郵便は、鉄道の敷設の頃から密接な関係があり、遠距離の郵便物は鉄道で運ばれていました。東海道線の列車では、下り方先頭に郵便車が連結されるため、東京、名古屋、京都、大阪では、中央郵便局はすべて下り方の駅横の一等地に大きな建物を構えました。いま、集配などの業務は別の拠点郵便局に移り、中央郵便局は、単なる駅前にある郵便局になってしまいました。大阪の場合も、跡地再開発の間、局は大阪駅前第一ビルに移転していましたが、JPタワー竣工で、1階のわずかに郵便局が占めて、中央郵便局としての矜持を見せていました。

大阪中央郵便局は、昭和14年に、吉田鉄郎の設計によって建てられたモダニズム建築の傑作だった。壁面、床材などが新ビルでも再利用されている。市電は901形926号、戦前の流線型で、側面も「く」の字になっている。神戸市、熊本市、鹿児島市へ譲渡された。 カーブを通って大阪駅前の電停に着く2001形2032号、昭和44年の全廃時まで活躍した。左手のビルは、旧阪神梅田駅に建つ新阪神ビル、現在はヒルトンプラザウエストが建つ(いずれも昭和31年、藤原寛撮影)。

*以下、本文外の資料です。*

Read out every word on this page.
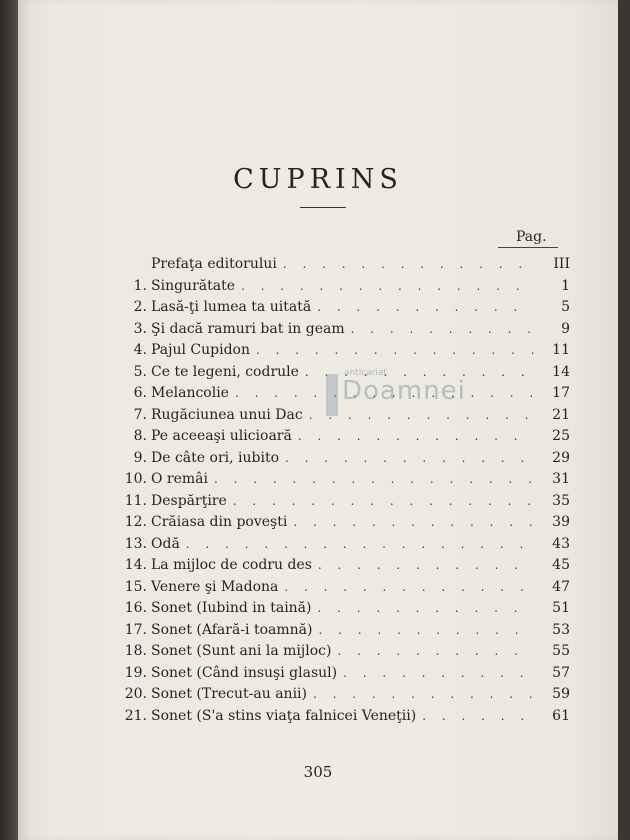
CUPRINS
Pag.
Prefaţa editorului . . .	III
1. Singurătate . . .	1
2. Lasă-ţi lumea ta uitată . . .	5
3. Şi dacă ramuri bat in geam . . .	9
4. Pajul Cupidon . . .	11
5. Ce te legeni, codrule . . .	14
6. Melancolie . . .	17
7. Rugăciunea unui Dac . . .	21
8. Pe aceeaşi ulicioară . . .	25
9. De câte ori, iubito . . .	29
10. O remâi . . .	31
11. Despărţire . . .	35
12. Crăiasa din poveşti . . .	39
13. Odă . . .	43
14. La mijloc de codru des . . .	45
15. Venere şi Madona . . .	47
16. Sonet (Iubind in taină) . . .	51
17. Sonet (Afară-i toamnă) . . .	53
18. Sonet (Sunt ani la mijloc) . . .	55
19. Sonet (Când insuşi glasul) . . .	57
20. Sonet (Trecut-au anii) . . .	59
21. Sonet (S'a stins viaţa falnicei Veneţii) . . .	61
anticariat
Doamnei
305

 大阪駅前 65年前と今 (上) ~路面電車あれこれ噺⑳」への3件のフィードバック

  1. 総本家青信号特派員様
    想い出の「大阪中央郵便局」と大阪市電有難うございます。戦争中に建設が中断した大阪駅の3階建てコンクリート造りの三代目駅舎よりずっと立派でした。
    当時の東海道本線は神戸方に郵便車、荷物車が連結されていたため、各駅の跨線テルハも神戸方にあり、都道府県庁の中央郵便局や運送会社の所在地も鉄道が基準になっていました。東京や大阪の主な中央郵便局はさらに駅との間で郵袋運搬用の地下道もありました。
    大阪市電901形は、806形から続く2扉左右非対称配置車で、車体中央に幅広の乗降扉が設けられた中型車両としては画期的な車両で、その窓配置は戦後最初に中型車として量産された2001形から最終量産車となった3001形まで継承されました。1967年5月28日の鶴町車庫前の2001形と2601形です。

  2. 1968年7月7日、春日出車庫前、2503、「臨」梅田新道行です。
    2501形は、1955年、木製1001形の鋼体化車として僅か4両製作され、小さくて見にくかった方向幕が大型化されました。

  3. 市電が無くなってから、中央郵便局付近を写した写真が出てきました。
    右手が中央郵便局、その奥は大弘ビルで、こちらも国鉄の関連会社が多く入っていました。交通新聞社も入っていて、私も仕事で出入りしていました。左手が新阪神ビル、最初の阪神梅田駅のあった場所で、阪神所有の土地・ビルが多く、背後にホテル阪神も見えます。以前、“書店”テーマで盛り上がった、旭屋書店の看板も左端に見えます。